Some STCU members lean toward a home equity line of credit, because the credit union may cover all the fees except for appraisal. Unlike a fixed-rate, lump-sum equity loan, borrowers with a line of credit can draw funds as needed, paying interest only on the money they use. Consult with a loan officer to learn which type of loan is best for you.

Your lender also can help determine your home’s value, a process that uses historic data and onsite appraisals, not Zillow estimates or county tax appraisals.

“A remodeled room doesn’t always add value, and emotions can exaggerate what we think our homes are worth,” Collins says. “But most people are pleasantly surprised by the dollar amount.”
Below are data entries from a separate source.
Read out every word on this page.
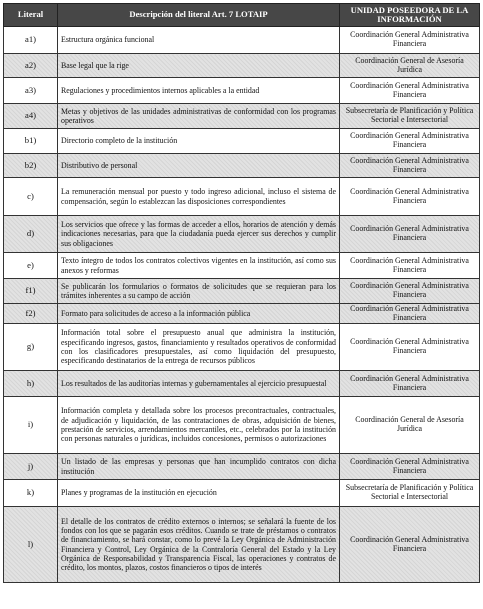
Literal	Descripción del literal Art. 7 LOTAIP	UNIDAD POSEEDORA DE LA INFORMACIÓN
a1)	Estructura orgánica funcional	Coordinación General Administrativa Financiera
a2)	Base legal que la rige	Coordinación General de Asesoría Jurídica
a3)	Regulaciones y procedimientos internos aplicables a la entidad	Coordinación General Administrativa Financiera
a4)	Metas y objetivos de las unidades administrativas de conformidad con los programas operativos	Subsecretaría de Planificación y Política Sectorial e Intersectorial
b1)	Directorio completo de la institución	Coordinación General Administrativa Financiera
b2)	Distributivo de personal	Coordinación General Administrativa Financiera
c)	La remuneración mensual por puesto y todo ingreso adicional, incluso el sistema de compensación, según lo establezcan las disposiciones correspondientes	Coordinación General Administrativa Financiera
d)	Los servicios que ofrece y las formas de acceder a ellos, horarios de atención y demás indicaciones necesarias, para que la ciudadanía pueda ejercer sus derechos y cumplir sus obligaciones	Coordinación General Administrativa Financiera
e)	Texto íntegro de todos los contratos colectivos vigentes en la institución, así como sus anexos y reformas	Coordinación General Administrativa Financiera
f1)	Se publicarán los formularios o formatos de solicitudes que se requieran para los trámites inherentes a su campo de acción	Coordinación General Administrativa Financiera
f2)	Formato para solicitudes de acceso a la información pública	Coordinación General Administrativa Financiera
g)	Información total sobre el presupuesto anual que administra la institución, especificando ingresos, gastos, financiamiento y resultados operativos de conformidad con los clasificadores presupuestales, así como liquidación del presupuesto, especificando destinatarios de la entrega de recursos públicos	Coordinación General Administrativa Financiera
h)	Los resultados de las auditorías internas y gubernamentales al ejercicio presupuestal	Coordinación General Administrativa Financiera
i)	Información completa y detallada sobre los procesos precontractuales, contractuales, de adjudicación y liquidación, de las contrataciones de obras, adquisición de bienes, prestación de servicios, arrendamientos mercantiles, etc., celebrados por la institución con personas naturales o jurídicas, incluidos concesiones, permisos o autorizaciones	Coordinación General de Asesoría Jurídica
j)	Un listado de las empresas y personas que han incumplido contratos con dicha institución	Coordinación General Administrativa Financiera
k)	Planes y programas de la institución en ejecución	Subsecretaría de Planificación y Política Sectorial e Intersectorial
l)	El detalle de los contratos de crédito externos o internos; se señalará la fuente de los fondos con los que se pagarán esos créditos. Cuando se trate de préstamos o contratos de financiamiento, se hará constar, como lo prevé la Ley Orgánica de Administración Financiera y Control, Ley Orgánica de la Contraloría General del Estado y la Ley Orgánica de Responsabilidad y Transparencia Fiscal, las operaciones y contratos de crédito, los montos, plazos, costos financieros o tipos de interés	Coordinación General Administrativa Financiera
When shopping for a lender, don’t stop with your comparison of interest rates. The Federal Trade Commission recommends you also check the fees charged by your lender, including any application, processing, underwriting, or appraisal fees. Extra fees can wipe out the savings in a lower rate. Negotiate with more than one lender to get the best deal, the agency says, and read your closing papers carefully to understand what’s expected for repayment of your loan.




Editor's note:

STCU is an Equal Housing Opportunity lender. This article has been provided for educational purposes only and is not intended to replace the advice of a loan representative or financial advisor. The examples provided within the article may not apply to your situation. We recommend you speak to a loan representative or financial advisor concerning your specific needs.